RNA-seq expression#

Miniprotocol Timing#

Timing <3.5 hours

Overview#

This miniprotocol shows the use of various modules to prepare reference data, perform RNA-seq calling, quantify expression, conduct quality control and normalize data. The modules are as follows:

  1. RNA_calling.ipynb (steps i-v): Quantifying expression from RNA-seq data

  2. bulk_expression_QC.ipynb (step vi): Sample level RNA-seq quality control

  3. bulk_expression_normalization.ipynb (step vii): Bulk RNA-seq counts normalization

Steps#

i. Perform data quality summary via fastqc#

sos run pipeline/RNA_calling.ipynb fastqc \
    --cwd output/rnaseq/fastqc \
    --sample-list data/fastq.list.txt \
    --data-dir data/fastq

ii. Cut adaptor (Optional)#

sos run pipeline/RNA_calling.ipynb fastp_trim_adaptor \
    --cwd output/rnaseq --sample-list data/fastq.list.txt \
    --data-dir data/fastq --STAR-index reference_data/STAR_Index/ \
    --gtf reference_data/Homo_sapiens.GRCh38.103.chr.reformatted.ERCC.gtf \
    --reference-fasta reference_data/GRCh38_full_analysis_set_plus_decoy_hla.noALT_noHLA_noDecoy_ERCC.fasta \
    --ref-flat reference_data/Homo_sapiens.GRCh38.103.chr.reformatted.ERCC.ref.flat

iii.
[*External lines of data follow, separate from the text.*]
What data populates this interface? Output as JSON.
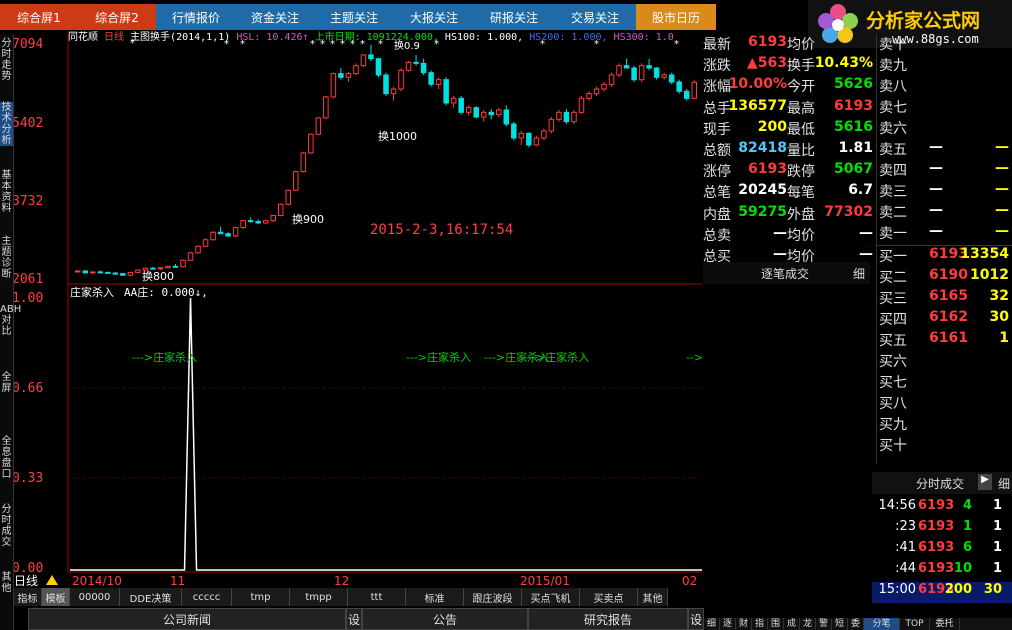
{
  "tabs": [
    "综合屏1",
    "综合屏2",
    "行情报价",
    "资金关注",
    "主题关注",
    "大报关注",
    "研报关注",
    "交易关注",
    "股市日历"
  ],
  "logo": {
    "title": "分析家公式网",
    "url": "www.88gs.com"
  },
  "left_nav": [
    "分时走势",
    "技术分析",
    "基本资料",
    "主题诊断",
    "ABH对比",
    "全屏",
    "全息盘口",
    "分时成交",
    "其他"
  ],
  "chart": {
    "header": {
      "name": "同花顺",
      "period": "日线",
      "indicator": "主图换手(2014,1,1)",
      "hsl": "HSL: 10.426↑",
      "listing": "上市日期: 1091224.000,",
      "hs100": "HS100: 1.000,",
      "hs200": "HS200: 1.000,",
      "hs300": "HS300: 1.0"
    },
    "y_labels": [
      "7094",
      "5402",
      "3732",
      "2061"
    ],
    "annotations": [
      "换1000",
      "换900",
      "换800",
      "换0.9"
    ],
    "timestamp": "2015-2-3,16:17:54",
    "sub_title": "庄家杀入",
    "sub_value": "AA庄: 0.000↓,",
    "sub_y_labels": [
      "1.00",
      "0.66",
      "0.33",
      "0.00"
    ],
    "sub_arrow_labels": [
      "--->庄家杀入",
      "--->庄家杀入",
      "--->庄家杀入",
      "--->庄家杀入",
      "-->"
    ],
    "x_labels": [
      "日线",
      "2014/10",
      "11",
      "12",
      "2015/01",
      "02"
    ]
  },
  "candles": [
    [
      2140,
      2165,
      2120,
      2150
    ],
    [
      2150,
      2170,
      2100,
      2110
    ],
    [
      2110,
      2140,
      2090,
      2130
    ],
    [
      2130,
      2160,
      2110,
      2120
    ],
    [
      2120,
      2135,
      2095,
      2105
    ],
    [
      2105,
      2130,
      2080,
      2095
    ],
    [
      2095,
      2110,
      2050,
      2060
    ],
    [
      2060,
      2130,
      2040,
      2120
    ],
    [
      2120,
      2180,
      2100,
      2170
    ],
    [
      2170,
      2220,
      2150,
      2210
    ],
    [
      2210,
      2240,
      2180,
      2195
    ],
    [
      2195,
      2230,
      2170,
      2220
    ],
    [
      2220,
      2260,
      2200,
      2250
    ],
    [
      2250,
      2300,
      2230,
      2240
    ],
    [
      2240,
      2400,
      2230,
      2380
    ],
    [
      2380,
      2560,
      2360,
      2540
    ],
    [
      2540,
      2700,
      2520,
      2680
    ],
    [
      2680,
      2850,
      2660,
      2820
    ],
    [
      2820,
      3000,
      2800,
      2980
    ],
    [
      2980,
      3100,
      2940,
      2950
    ],
    [
      2950,
      2980,
      2880,
      2900
    ],
    [
      2900,
      3100,
      2880,
      3080
    ],
    [
      3080,
      3250,
      3050,
      3230
    ],
    [
      3230,
      3300,
      3190,
      3210
    ],
    [
      3210,
      3260,
      3150,
      3180
    ],
    [
      3180,
      3250,
      3160,
      3230
    ],
    [
      3230,
      3350,
      3200,
      3340
    ],
    [
      3340,
      3600,
      3320,
      3580
    ],
    [
      3580,
      3900,
      3560,
      3880
    ],
    [
      3880,
      4300,
      3860,
      4280
    ],
    [
      4280,
      4700,
      4260,
      4680
    ],
    [
      4680,
      5100,
      4660,
      5080
    ],
    [
      5080,
      5450,
      5060,
      5430
    ],
    [
      5430,
      5900,
      5400,
      5880
    ],
    [
      5880,
      6400,
      5850,
      6380
    ],
    [
      6380,
      6500,
      6250,
      6300
    ],
    [
      6300,
      6420,
      6200,
      6380
    ],
    [
      6380,
      6600,
      6350,
      6550
    ],
    [
      6550,
      6800,
      6520,
      6780
    ],
    [
      6780,
      7000,
      6650,
      6700
    ],
    [
      6700,
      6720,
      6300,
      6350
    ],
    [
      6350,
      6400,
      5900,
      5950
    ],
    [
      5950,
      6100,
      5800,
      6050
    ],
    [
      6050,
      6500,
      6000,
      6450
    ],
    [
      6450,
      6650,
      6420,
      6620
    ],
    [
      6620,
      6780,
      6550,
      6600
    ],
    [
      6600,
      6700,
      6350,
      6400
    ],
    [
      6400,
      6450,
      6100,
      6150
    ],
    [
      6150,
      6300,
      6050,
      6250
    ],
    [
      6250,
      6300,
      5700,
      5750
    ],
    [
      5750,
      5900,
      5650,
      5850
    ],
    [
      5850,
      5900,
      5500,
      5550
    ],
    [
      5550,
      5700,
      5480,
      5650
    ],
    [
      5650,
      5680,
      5420,
      5450
    ],
    [
      5450,
      5600,
      5350,
      5550
    ],
    [
      5550,
      5620,
      5400,
      5500
    ],
    [
      5500,
      5650,
      5450,
      5600
    ],
    [
      5600,
      5700,
      5250,
      5300
    ],
    [
      5300,
      5350,
      4950,
      5000
    ],
    [
      5000,
      5150,
      4850,
      5100
    ],
    [
      5100,
      5120,
      4800,
      4850
    ],
    [
      4850,
      5050,
      4820,
      5000
    ],
    [
      5000,
      5200,
      4950,
      5150
    ],
    [
      5150,
      5450,
      5100,
      5400
    ],
    [
      5400,
      5600,
      5350,
      5550
    ],
    [
      5550,
      5620,
      5300,
      5350
    ],
    [
      5350,
      5600,
      5300,
      5550
    ],
    [
      5550,
      5900,
      5520,
      5850
    ],
    [
      5850,
      6000,
      5800,
      5950
    ],
    [
      5950,
      6100,
      5900,
      6050
    ],
    [
      6050,
      6200,
      6000,
      6150
    ],
    [
      6150,
      6400,
      6100,
      6350
    ],
    [
      6350,
      6600,
      6300,
      6550
    ],
    [
      6550,
      6700,
      6500,
      6500
    ],
    [
      6500,
      6550,
      6200,
      6250
    ],
    [
      6250,
      6600,
      6200,
      6550
    ],
    [
      6550,
      6700,
      6450,
      6500
    ],
    [
      6500,
      6520,
      6250,
      6300
    ],
    [
      6300,
      6400,
      6250,
      6350
    ],
    [
      6350,
      6400,
      6150,
      6200
    ],
    [
      6200,
      6250,
      5950,
      6000
    ],
    [
      6000,
      6050,
      5800,
      5850
    ],
    [
      5850,
      6250,
      5830,
      6193
    ]
  ],
  "sub_spikes": [
    15,
    93,
    113,
    124,
    170
  ],
  "quote": [
    {
      "l": "最新",
      "v": "6193",
      "c": "red",
      "l2": "均价",
      "v2": ""
    },
    {
      "l": "涨跌",
      "v": "▲563",
      "c": "red",
      "l2": "换手",
      "v2": "10.43%",
      "c2": "yel"
    },
    {
      "l": "涨幅",
      "v": "10.00%",
      "c": "red",
      "l2": "今开",
      "v2": "5626",
      "c2": "grn"
    },
    {
      "l": "总手",
      "v": "136577",
      "c": "yel",
      "l2": "最高",
      "v2": "6193",
      "c2": "red"
    },
    {
      "l": "现手",
      "v": "200",
      "c": "yel",
      "l2": "最低",
      "v2": "5616",
      "c2": "grn"
    },
    {
      "l": "总额",
      "v": "82418",
      "c": "cyn",
      "l2": "量比",
      "v2": "1.81",
      "c2": "wht"
    },
    {
      "l": "涨停",
      "v": "6193",
      "c": "red",
      "l2": "跌停",
      "v2": "5067",
      "c2": "grn"
    },
    {
      "l": "总笔",
      "v": "20245",
      "c": "wht",
      "l2": "每笔",
      "v2": "6.7",
      "c2": "wht"
    },
    {
      "l": "内盘",
      "v": "59275",
      "c": "grn",
      "l2": "外盘",
      "v2": "77302",
      "c2": "red"
    },
    {
      "l": "总卖",
      "v": "—",
      "c": "wht",
      "l2": "均价",
      "v2": "—",
      "c2": "wht"
    },
    {
      "l": "总买",
      "v": "—",
      "c": "wht",
      "l2": "均价",
      "v2": "—",
      "c2": "wht"
    }
  ],
  "zbcj": {
    "label": "逐笔成交",
    "btn": "细"
  },
  "orderbook": {
    "sells": [
      [
        "卖十",
        "",
        ""
      ],
      [
        "卖九",
        "",
        ""
      ],
      [
        "卖八",
        "",
        ""
      ],
      [
        "卖七",
        "",
        ""
      ],
      [
        "卖六",
        "",
        ""
      ],
      [
        "卖五",
        "—",
        "—"
      ],
      [
        "卖四",
        "—",
        "—"
      ],
      [
        "卖三",
        "—",
        "—"
      ],
      [
        "卖二",
        "—",
        "—"
      ],
      [
        "卖一",
        "—",
        "—"
      ]
    ],
    "buys": [
      [
        "买一",
        "6193",
        "13354"
      ],
      [
        "买二",
        "6190",
        "1012"
      ],
      [
        "买三",
        "6165",
        "32"
      ],
      [
        "买四",
        "6162",
        "30"
      ],
      [
        "买五",
        "6161",
        "1"
      ],
      [
        "买六",
        "",
        ""
      ],
      [
        "买七",
        "",
        ""
      ],
      [
        "买八",
        "",
        ""
      ],
      [
        "买九",
        "",
        ""
      ],
      [
        "买十",
        "",
        ""
      ]
    ]
  },
  "fenshi": {
    "title": "分时成交",
    "btn": "细",
    "rows": [
      [
        "14:56",
        "6193",
        "4",
        "1"
      ],
      [
        ":23",
        "6193",
        "1",
        "1"
      ],
      [
        ":41",
        "6193",
        "6",
        "1"
      ],
      [
        ":44",
        "6193",
        "10",
        "1"
      ],
      [
        "15:00",
        "6193",
        "200",
        "30"
      ]
    ]
  },
  "bottom": {
    "row1": [
      "指标",
      "模板",
      "00000",
      "DDE决策",
      "ccccc",
      "tmp",
      "tmpp",
      "ttt",
      "标准",
      "跟庄波段",
      "买点飞机",
      "买卖点",
      "其他"
    ],
    "row2": [
      "公司新闻",
      "设",
      "公告",
      "研究报告",
      "设"
    ],
    "right_tabs": [
      "细",
      "逐",
      "财",
      "指",
      "围",
      "成",
      "龙",
      "警",
      "短",
      "委",
      "分笔",
      "TOP",
      "委托"
    ]
  }
}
Read alignment via STAR and QC via Picard#

sos run pipeline/RNA_calling.ipynb STAR_align \
    --cwd output/rnaseq/bam --sample-list data/fastq.list.txt \
    --data-dir data/fastq --STAR-index reference_data/STAR_Index/ \
    --gtf reference_data/Homo_sapiens.GRCh38.103.chr.reformatted.ERCC.gtf \
    --reference-fasta reference_data/GRCh38_full_analysis_set_plus_decoy_hla.noALT_noHLA_noDecoy_ERCC.fasta \
    --ref-flat reference_data/Homo_sapiens.GRCh38.103.chr.reformatted.ERCC.ref.flat \
    --chimSegmentMin 0 \
    -J 50 --mem 200G --numThreads 8    

iv. Call gene-level RNA expression via rnaseqc#

sos run pipeline/RNA_calling.ipynb rnaseqc_call \
    --cwd data/bam \
    --sample-list data/fastq.list.txt \
    --data-dir data/fastq \
    --gtf reference_data/Homo_sapiens.GRCh38.103.chr.reformatted.collapse_only.gene.gtf \
    --reference-fasta reference_data/GRCh38_full_analysis_set_plus_decoy_hla.noALT_noHLA_noDecoy_ERCC.fasta \
    --varVCFfile reference_data/ZOD14598_AD_GRM_WGS_2021-04-29_all.recalibrated_variants.leftnorm.filtered.AF.WASP.vcf \
    --bam_list data/bam/sample_bam_list.txt

v. Call transcript level RNA expression via RSEM#

sos run pipeline/RNA_calling.ipynb rsem_call \
    --cwd data/bam \
    --sample-list data/fastq.list.txt \
    --data-dir data/fastq \
    --STAR-index reference_data/STAR_Index/ \
    --gtf reference_data/Homo_sapiens.GRCh38.103.chr.reformatted.ERCC.gtf \
    --reference-fasta reference_data/GRCh38_full_analysis_set_plus_decoy_hla.noALT_noHLA_noDecoy_ERCC.fasta \
    --ref-flat reference_data/Homo_sapiens.GRCh38.103.chr.reformatted.ERCC.ref.flat \
    --varVCFfile reference_data/ZOD14598_AD_GRM_WGS_2021-04-29_all.recalibrated_variants.leftnorm.filtered.AF.WASP.vcf \
    --bam_list data/bam/sample_bam_list.txt \
    --RSEM-index reference_data/RSEM_Index

vi. Multi-sample RNA-seq QC#

sos run pipeline/bulk_expression_QC.ipynb qc \
    --cwd output/rnaseq \
    --tpm-gct data/rnaseq/bulk_rnaseq_tmp_matrix.bed \
    --counts-gct data/rnaseq/bulk_rnaseq_count_matrix.bed

vii. Multi-sample read count normalization#

sos run pipeline/bulk_expression_normalization.ipynb normalize \
    --cwd output/rnaseq \
    --tpm-gct output/rnaseq/bulk_rnaseq_tmp_matrix.low_expression_filtered.outlier_removed.tpm.gct.gz \
    --counts-gct output/rnaseq/bulk_rnaseq_tmp_matrix.low_expression_filtered.outlier_removed.geneCount.gct.gz \
    --annotation-gtf reference_data/Homo_sapiens.GRCh38.103.chr.reformatted.collapse_only.gene.ERCC.gtf  \
    --count-threshold 1 --sample_participant_lookup data/rnaseq/sample_participant_lookup.txt

Anticipated Results#

The final output contained QCed and normalized expression data in a bed.gz file. This file is ready for use in TensorQTL.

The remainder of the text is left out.